Conduct Inferential Test (Wilcoxon Sign Rank)
wilcox.test(Stress_Pre, Stress_Post, paired = TRUE)
##
## Wilcoxon signed rank exact test
##
## data: Stress_Pre and Stress_Post
## V = 620, p-value = 2.503e-09
## alternative hypothesis: true location shift is not equal to 0
print("As the value of p < 0.05 (p = 0.000000002503), this means the results were SIGNIFICANT.")

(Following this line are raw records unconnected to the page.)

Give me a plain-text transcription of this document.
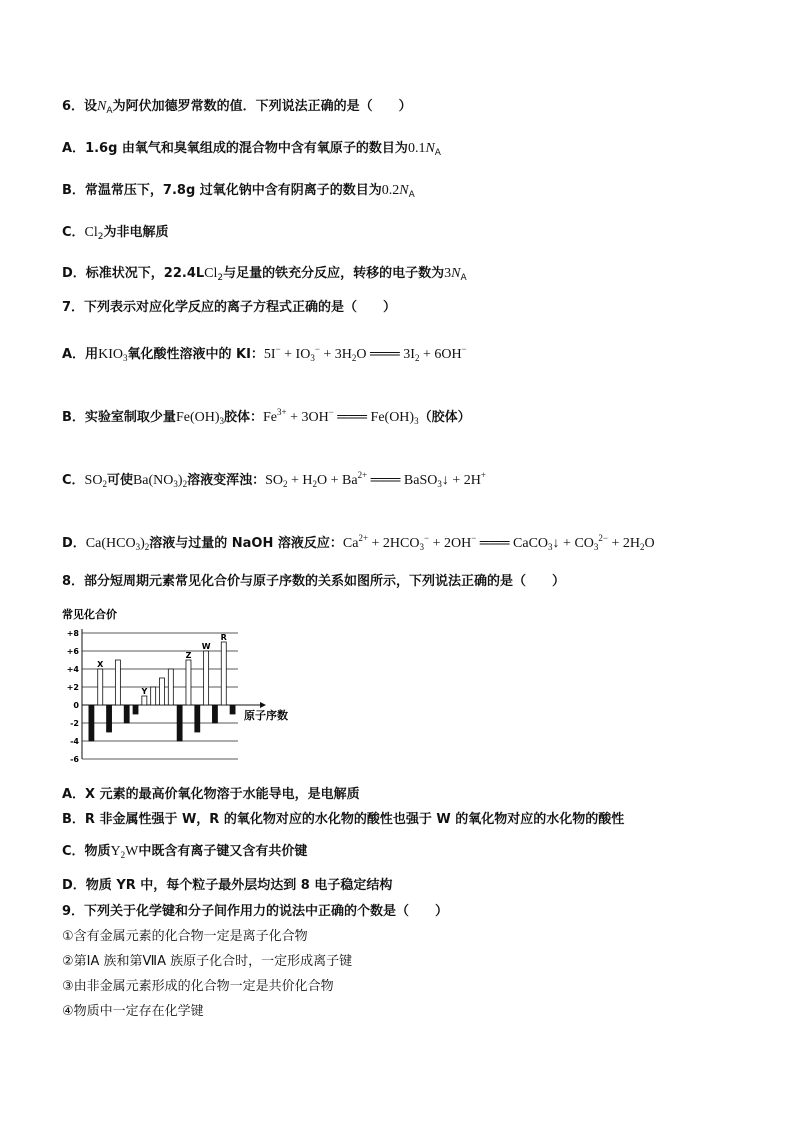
6．设$N_A$为阿伏加德罗常数的值．下列说法正确的是（　　）
A．1.6g 由氧气和臭氧组成的混合物中含有氧原子的数目为$0.1N_A$
B．常温常压下，7.8g 过氧化钠中含有阴离子的数目为$0.2N_A$
C．$Cl_2$为非电解质
D．标准状况下，22.4LCl$_2$与足量的铁充分反应，转移的电子数为$3N_A$
7．下列表示对应化学反应的离子方程式正确的是（　　）
A．用$KIO_3$氧化酸性溶液中的 KI：$5I^- + IO_3^- + 3H_2O$ ═══ $3I_2 + 6OH^-$
B．实验室制取少量$Fe(OH)_3$胶体：$Fe^{3+} + 3OH^-$ ═══ $Fe(OH)_3$（胶体）
C．$SO_2$可使$Ba(NO_3)_2$溶液变浑浊：$SO_2 + H_2O + Ba^{2+}$ ═══ BaSO$_3$↓ + 2H+
D．$Ca(HCO_3)_2$溶液与过量的 NaOH 溶液反应：$Ca^{2+} + 2HCO_3^- + 2OH^-$ ═══ CaCO$_3$↓ + $CO_3^{2-} + 2H_2O$
8．部分短周期元素常见化合价与原子序数的关系如图所示，下列说法正确的是（　　）
常见化合价
+8
+6
+4
+2
0
-2
-4
-6
X
Y
Z
W
R
原子序数
A．X 元素的最高价氧化物溶于水能导电，是电解质
B．R 非金属性强于 W，R 的氧化物对应的水化物的酸性也强于 W 的氧化物对应的水化物的酸性
C．物质$Y_2W$中既含有离子键又含有共价键
D．物质 YR 中，每个粒子最外层均达到 8 电子稳定结构
9．下列关于化学键和分子间作用力的说法中正确的个数是（　　）
①含有金属元素的化合物一定是离子化合物
②第ⅠA 族和第ⅦA 族原子化合时，一定形成离子键
③由非金属元素形成的化合物一定是共价化合物
④物质中一定存在化学键
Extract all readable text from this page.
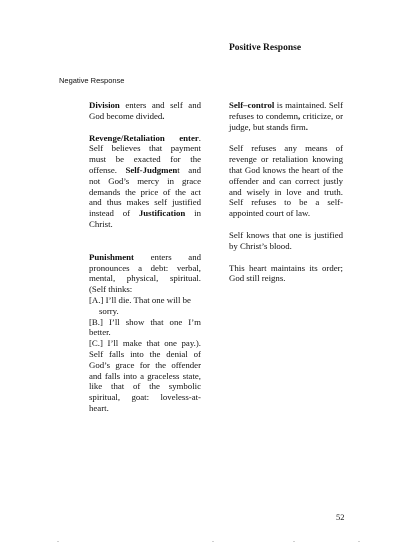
Positive Response
Negative Response

Division enters and self and God become divided.

Revenge/Retaliation enter. Self believes that payment must be exacted for the offense. Self-Judgment and not God’s mercy in grace demands the price of the act and thus makes self justified instead of Justification in Christ.

Punishment enters and pronounces a debt: verbal, mental, physical, spiritual. (Self thinks:

[A.] I’ll die. That one will be

sorry.

[B.] I’ll show that one I’m better.

[C.] I’ll make that one pay.). Self falls into the denial of God’s grace for the offender and falls into a graceless state, like that of the symbolic spiritual, goat: loveless-at-heart.

Self–control is maintained. Self refuses to condemn, criticize, or judge, but stands firm.

Self refuses any means of revenge or retaliation knowing that God knows the heart of the offender and can correct justly and wisely in love and truth. Self refuses to be a self-appointed court of law.

Self knows that one is justified by Christ’s blood.

This heart maintains its order; God still reigns.

52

## [1] "As the value of p < 0.05 (p = 0.000000002503), this means the results were SIGNIFICANT."
Calculate the Effect Size (Rank Biserial Correlation for
Mann-Whitney U)
df_long <- data.frame(
id = rep(1:length(Stress_Pre), 2),
time = rep(c("Pre", "Post"), each = length(Stress_Pre)),
stress = c(Stress_Pre, Stress_Post)
)
effect_size_result <- wilcox_effsize(df_long, stress ~ time, paired = TRUE)
print(effect_size_result)
## # A tibble: 1 × 7
## .y. group1 group2 effsize n1 n2 magnitude
## * <chr> <chr> <chr> <dbl> <int> <int> <ord>
## 1 stress Post Pre 0.844 35 35 large
print("As the size of the effect is (0.84), this means the effect is 'Very Large'.")
## [1] "As the size of the effect is (0.84), this means the effect is 'Very Large'."
Report the Results
cat("There was a significant difference in the stress between Pre-Stress Group (Mdn = 47.24) and Post-Stress (Mdn = 40.84), V = 620, p = .000000002503 The effect size was very large (r₍rb₎ = .84).")
## There was a significant difference in the stress between Pre-Stress Group (Mdn = 47.24) and Post-Stress (Mdn = 40.84), V = 620, p = .000000002503 The effect size was very large (r₍rb₎ = .84).